Notons à cet égard que la révolution esthétique de la Renaissance, qui veut que l’artiste soit en mesure de créer sur la toile l’illusion d’un espace à trois dimensions , est autorisée par la connaissance des lois de la perspective. Est-ce un hasard si l’art de la Renaissance et la « Révolution copernicienne » procèdent l’une et l’autre de la même origine : les progrès de l’outil géométrique ?

Même type de démonstration avec l’invention de l’espace-temps par Albert Einstein.

Celle-ci s’est opérée en deux étapes. 1905 avec la théorie de la relativité restreinte. 1915 avec la théorie de la relativité générale. Il résulte de ces deux moments de création, que l’espace est étroitement corrélé au temps, et que globalement l’espace-temps peut prendre plusieurs formes, droites, courbes, ouvertes ou fermées. Einstein s’inspire de deux systèmes mathématiques antérieurs, les mathématiques de Riemann, et ceux de Lobatchevski, d’où il se déduit que la géométrie peut échapper à la seule planéité pour se décliner à travers des espaces sphériques. Jusqu’en 1919, les théories d’Einstein sur la courbure de l’espace-temps restent de pures spéculations géométriques. Un nouvel espace vient donc d’être imaginé, où le temps et l’espace forment une continuité cohérente. Avec la théorie de l’espace-temps, on peut parler d’un acte de création, de poésie scientifique, bref, d’invention esthétique.

L’invention d’Einstein donnera lieu en 1919 à vérification concrète lorsqu’une éclipse de soleil permettra d’observer la courbure des rayons lumineux provenant d’étoiles lointaines. C’est en grande pompe que le physicien Edington annonce le 6 novembre 1919 à la Royal Asronomical Society de Londres que les opérations de vérification de la courbure de l’espace-temps menées dans l’hémisphère sud sont probantes.

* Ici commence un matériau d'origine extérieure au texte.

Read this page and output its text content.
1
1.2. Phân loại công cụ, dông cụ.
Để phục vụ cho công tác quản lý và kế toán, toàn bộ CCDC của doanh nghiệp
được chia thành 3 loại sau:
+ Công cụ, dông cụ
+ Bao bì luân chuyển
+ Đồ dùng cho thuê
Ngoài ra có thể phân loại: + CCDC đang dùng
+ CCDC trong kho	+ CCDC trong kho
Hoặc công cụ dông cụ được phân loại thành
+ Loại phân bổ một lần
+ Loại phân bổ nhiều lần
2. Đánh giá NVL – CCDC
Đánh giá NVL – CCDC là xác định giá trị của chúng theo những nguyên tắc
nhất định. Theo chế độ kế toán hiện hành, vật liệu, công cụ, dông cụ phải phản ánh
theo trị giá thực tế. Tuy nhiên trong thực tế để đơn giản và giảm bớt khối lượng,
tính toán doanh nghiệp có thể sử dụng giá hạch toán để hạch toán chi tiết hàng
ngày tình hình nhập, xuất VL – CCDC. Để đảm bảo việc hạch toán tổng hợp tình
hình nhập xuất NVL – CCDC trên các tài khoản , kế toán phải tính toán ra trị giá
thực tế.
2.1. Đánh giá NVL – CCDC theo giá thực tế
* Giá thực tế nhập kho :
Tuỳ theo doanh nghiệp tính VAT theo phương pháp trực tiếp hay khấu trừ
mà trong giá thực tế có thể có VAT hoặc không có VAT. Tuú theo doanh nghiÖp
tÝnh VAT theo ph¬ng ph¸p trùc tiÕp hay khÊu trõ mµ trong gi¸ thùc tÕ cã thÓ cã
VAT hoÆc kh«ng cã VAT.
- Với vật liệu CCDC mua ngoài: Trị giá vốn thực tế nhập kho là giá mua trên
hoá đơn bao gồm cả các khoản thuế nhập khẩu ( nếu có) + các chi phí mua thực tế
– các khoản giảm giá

La théorie de la relativité de « fiction » mathématique devient réalité scientifique.

Une telle expérience de vérification peut s’apparenter également à un processus artistique tel qu’il est défini de nos jours. Voici une observation qui permet de montrer, grâce au simple constat du déplacement des étoiles, la réalité d’un phénomène invisible à l’œil humain, et seulement perceptible par télescope, au moment très précis d’une éclipse de soleil. Un phénomène qui a donc été imaginé à l’aide de l’outil mathématique, et mis en image grâce l’outil visuel. La courbure de l’espace-temps peut se vérifier par l’observation de la courbure de rayons lumineux censés traverser le cosmos en droite ligne. Cela s’appelle des effets de « lentille gravitationnelle ». Le désir de montrer l’invisible, l’immatériel, l’espace, est assez fréquent en art contemporain, il fait notamment partie des discours visant à légitimer les monochromes. Si l’on reprend la définition d’un art comme montrant l’invisible, il est évident que l’expérience de 1919, qui manifeste l’invisible courbure de l’espace-temps, est une réalisation artistique exemplaire.